The Relationship Between a Country’s Urbanization Rate and Economic Well-Being

As part of Week 3 of the Coursera Data Analysis and Tools course I examined the relationship between a country’s urbanization rate and the economic well-being of the citizens.  I have saved my python script and Jupyter notebook to GitHub repository for the course.

Source Code

For this analysis the following Python code was used:

# Import libraries needed
import pandas as pd
import scipy
import seaborn as sns
import matplotlib.pyplot as plt

# Read in the GapMinder Data
df = pd.read_csv('gapminder.csv', low_memory=False)

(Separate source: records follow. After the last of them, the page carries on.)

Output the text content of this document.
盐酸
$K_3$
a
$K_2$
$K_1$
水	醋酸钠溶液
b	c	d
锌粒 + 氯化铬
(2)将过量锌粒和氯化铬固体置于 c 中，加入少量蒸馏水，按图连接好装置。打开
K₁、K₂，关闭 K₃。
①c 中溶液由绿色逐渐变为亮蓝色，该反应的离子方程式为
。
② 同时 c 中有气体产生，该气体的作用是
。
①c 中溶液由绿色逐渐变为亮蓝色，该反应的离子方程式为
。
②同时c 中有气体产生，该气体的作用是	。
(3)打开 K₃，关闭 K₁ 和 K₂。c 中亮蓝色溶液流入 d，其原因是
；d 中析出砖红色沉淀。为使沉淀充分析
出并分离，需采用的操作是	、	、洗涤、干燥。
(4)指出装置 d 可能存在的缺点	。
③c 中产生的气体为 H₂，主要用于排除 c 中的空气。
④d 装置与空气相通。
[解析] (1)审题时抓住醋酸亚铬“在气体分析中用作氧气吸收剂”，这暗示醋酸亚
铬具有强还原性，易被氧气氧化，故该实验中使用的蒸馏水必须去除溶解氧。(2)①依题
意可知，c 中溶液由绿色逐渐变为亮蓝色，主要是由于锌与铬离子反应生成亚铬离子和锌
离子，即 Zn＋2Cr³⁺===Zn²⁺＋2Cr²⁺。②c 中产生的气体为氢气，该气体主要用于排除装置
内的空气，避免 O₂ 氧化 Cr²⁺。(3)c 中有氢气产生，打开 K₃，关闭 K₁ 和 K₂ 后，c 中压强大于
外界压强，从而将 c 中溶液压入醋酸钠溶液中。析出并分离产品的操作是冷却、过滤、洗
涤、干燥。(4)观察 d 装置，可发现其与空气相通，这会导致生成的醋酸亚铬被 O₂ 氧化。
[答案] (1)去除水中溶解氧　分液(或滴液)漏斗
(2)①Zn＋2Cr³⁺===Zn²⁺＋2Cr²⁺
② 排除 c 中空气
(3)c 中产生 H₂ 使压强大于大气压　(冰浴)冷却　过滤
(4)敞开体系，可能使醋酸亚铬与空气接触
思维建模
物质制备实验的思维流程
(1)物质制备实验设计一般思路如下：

# Change the data type for variables of interest
df['urbanrate'] = pd.to_numeric(df['urbanrate'], errors='coerce')
df['incomeperperson'] = pd.to_numeric(df['incomeperperson'], errors='coerce')

# Get the subset of complete data cases
subset = df[['urbanrate','incomeperperson']].dropna()

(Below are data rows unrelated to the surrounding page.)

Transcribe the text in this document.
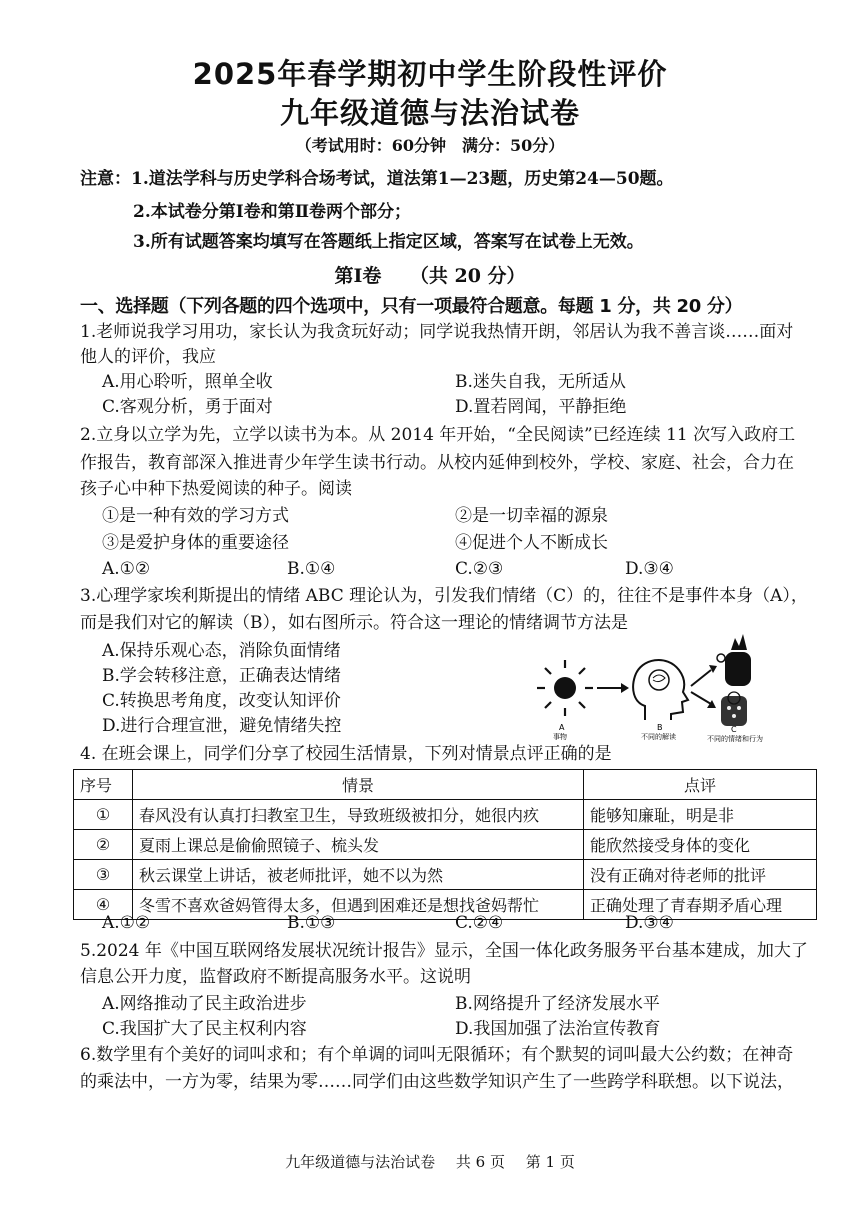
2025年春学期初中学生阶段性评价
九年级道德与法治试卷
（考试用时：60分钟　满分：50分）
注意：1.道法学科与历史学科合场考试，道法第1—23题，历史第24—50题。
2.本试卷分第Ⅰ卷和第Ⅱ卷两个部分；
3.所有试题答案均填写在答题纸上指定区域，答案写在试卷上无效。
第Ⅰ卷　　（共 20 分）
一、选择题（下列各题的四个选项中，只有一项最符合题意。每题 1 分，共 20 分）
1.老师说我学习用功，家长认为我贪玩好动；同学说我热情开朗，邻居认为我不善言谈……面对
他人的评价，我应
A.用心聆听，照单全收	B.迷失自我，无所适从
C.客观分析，勇于面对	D.置若罔闻，平静拒绝
2.立身以立学为先，立学以读书为本。从 2014 年开始，“全民阅读”已经连续 11 次写入政府工
作报告，教育部深入推进青少年学生读书行动。从校内延伸到校外，学校、家庭、社会，合力在
孩子心中种下热爱阅读的种子。阅读
①是一种有效的学习方式	②是一切幸福的源泉
③是爱护身体的重要途径	④促进个人不断成长
A.①②	B.①④	C.②③	D.③④
3.心理学家埃利斯提出的情绪 ABC 理论认为，引发我们情绪（C）的，往往不是事件本身（A），
而是我们对它的解读（B），如右图所示。符合这一理论的情绪调节方法是
A.保持乐观心态，消除负面情绪
B.学会转移注意，正确表达情绪
C.转换思考角度，改变认知评价
D.进行合理宣泄，避免情绪失控	A
事物
B
不同的解读
C
不同的情绪和行为
4. 在班会课上，同学们分享了校园生活情景，下列对情景点评正确的是
序号	情景	点评
①	春风没有认真打扫教室卫生，导致班级被扣分，她很内疚	能够知廉耻，明是非
②	夏雨上课总是偷偷照镜子、梳头发	能欣然接受身体的变化
③	秋云课堂上讲话，被老师批评，她不以为然	没有正确对待老师的批评
④	冬雪不喜欢爸妈管得太多，但遇到困难还是想找爸妈帮忙	正确处理了青春期矛盾心理
A.①②	B.①③	C.②④	D.③④
5.2024 年《中国互联网络发展状况统计报告》显示，全国一体化政务服务平台基本建成，加大了
信息公开力度，监督政府不断提高服务水平。这说明
A.网络推动了民主政治进步	B.网络提升了经济发展水平
C.我国扩大了民主权利内容	D.我国加强了法治宣传教育
6.数学里有个美好的词叫求和；有个单调的词叫无限循环；有个默契的词叫最大公约数；在神奇
的乘法中，一方为零，结果为零……同学们由这些数学知识产生了一些跨学科联想。以下说法，
九年级道德与法治试卷 共 6 页 第 1 页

# Pearson's Correlation Coefficient
print ('Association Between Urbanization Rate and Economic Well-Being')
r = scipy.stats.pearsonr(subset['urbanrate'], subset['incomeperperson'])
print (r)
r_squared = r[0] * r[0]
print('R Squared = '+str(r_squared))

# Visualize the data
plt.figure(figsize=(14, 7))
sns.regplot(x="urbanrate", y="incomeperperson", data=subset)
plt.ylabel('Economic Well-Being (GDP Per Person)')
plt.xlabel('Urbanization Rate')


The above Python code resulted in a small yet positive Pearson’s correlation coefficient of 0.49. This relationship is statistically significant (p-value of 0.000000000000082). The R squared is 0.240192366296, so roughly a quarter of the variation is explained by these two variables.